There is also a lack of trust between the two sides with the formation of one of Israel's most right-wing governments in its history after the March vote, and Jewish settlement expansion in the West Bank has continued.

Polls reflect disillusion 

Organisers of a recent poll by the respected Palestinian Centre for Policy and Survey Research said for the first time in its surveys a majority called for the dissolution of the Palestinian Authority.

It also showed 57 percent of Palestinians support a return to an armed intifada in the absence of peace negotiations, up from 49 percent three months ago.

The poll organisers said the figure was similar to numbers seen ahead of the second Palestinian intifada in 2000.

A recent leak of documents alleging corruption among Palestinian officials has not helped matters.

Two decades after the Oslo accords, the Palestinian public sees the political process as having "failed," with statehood far from being achieved, said Palestinian political scientist George Giacaman.

"For them, Oslo promised the delivery of a two-state solution," he said.

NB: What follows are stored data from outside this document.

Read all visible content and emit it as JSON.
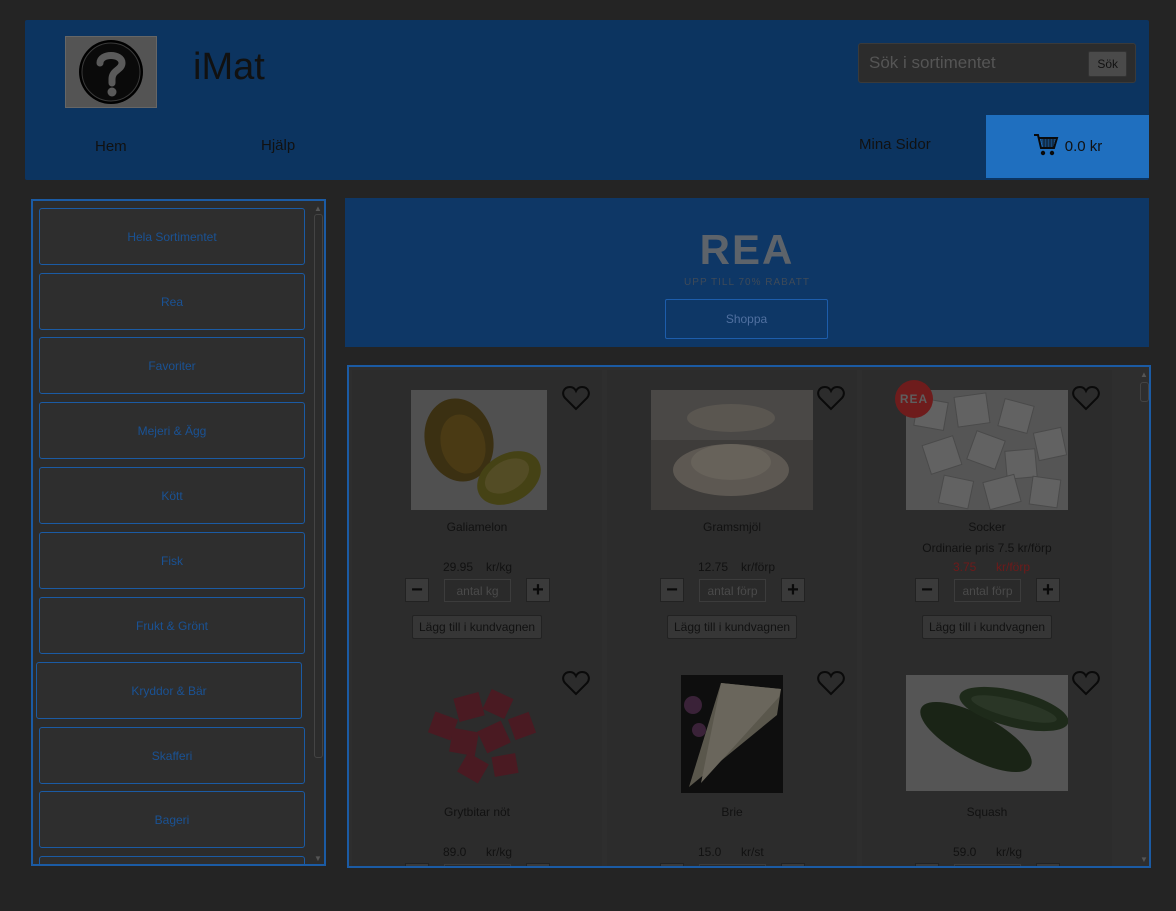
{
  "header": {
    "title": "iMat",
    "search_placeholder": "Sök i sortimentet",
    "search_button": "Sök",
    "nav": {
      "home": "Hem",
      "help": "Hjälp",
      "my_pages": "Mina Sidor"
    },
    "cart_total": "0.0 kr"
  },
  "sidebar": {
    "categories": [
      "Hela Sortimentet",
      "Rea",
      "Favoriter",
      "Mejeri & Ägg",
      "Kött",
      "Fisk",
      "Frukt & Grönt",
      "Kryddor & Bär",
      "Skafferi",
      "Bageri"
    ]
  },
  "banner": {
    "title": "REA",
    "subtitle": "UPP TILL 70% RABATT",
    "button": "Shoppa"
  },
  "products": [
    {
      "name": "Galiamelon",
      "ordinary": "",
      "price": "29.95",
      "unit": "kr/kg",
      "qty_placeholder": "antal kg",
      "add_label": "Lägg till i kundvagnen",
      "on_sale": false
    },
    {
      "name": "Gramsmjöl",
      "ordinary": "",
      "price": "12.75",
      "unit": "kr/förp",
      "qty_placeholder": "antal förp",
      "add_label": "Lägg till i kundvagnen",
      "on_sale": false
    },
    {
      "name": "Socker",
      "ordinary": "Ordinarie pris 7.5 kr/förp",
      "price": "3.75",
      "unit": "kr/förp",
      "qty_placeholder": "antal förp",
      "add_label": "Lägg till i kundvagnen",
      "on_sale": true,
      "badge": "REA"
    },
    {
      "name": "Grytbitar nöt",
      "ordinary": "",
      "price": "89.0",
      "unit": "kr/kg",
      "on_sale": false
    },
    {
      "name": "Brie",
      "ordinary": "",
      "price": "15.0",
      "unit": "kr/st",
      "on_sale": false
    },
    {
      "name": "Squash",
      "ordinary": "",
      "price": "59.0",
      "unit": "kr/kg",
      "on_sale": false
    }
  ],
  "icons": {
    "logo": "question-mark-logo",
    "cart": "shopping-cart-icon",
    "favorite": "heart-outline-icon",
    "minus": "minus-icon",
    "plus": "plus-icon"
  },
  "colors": {
    "header_bg": "#0c3460",
    "cart_bg": "#1f6fbf",
    "accent_border": "#1b5ba4",
    "sale_red": "#6e1a1a"
  }
}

Abbas's Fatah, which dominates the Palestinian Authority based in the occupied West Bank, also remains deeply divided from Hamas, the Islamist movement that runs the Gaza Strip, the coastal enclave still badly reeling from last summer's war with Israel.

Amid the turbulence, Abbas has raised the possibility of resigning as chairman of the Palestine Liberation Organisation while remaining Palestinian Authority president.

Abbas's allies say such moves are part of efforts to inject new blood into the Palestinian leadership.

Critics however argue that Abbas is manoeuvring to empower his allies and marginalise opponents ahead of his eventual retirement.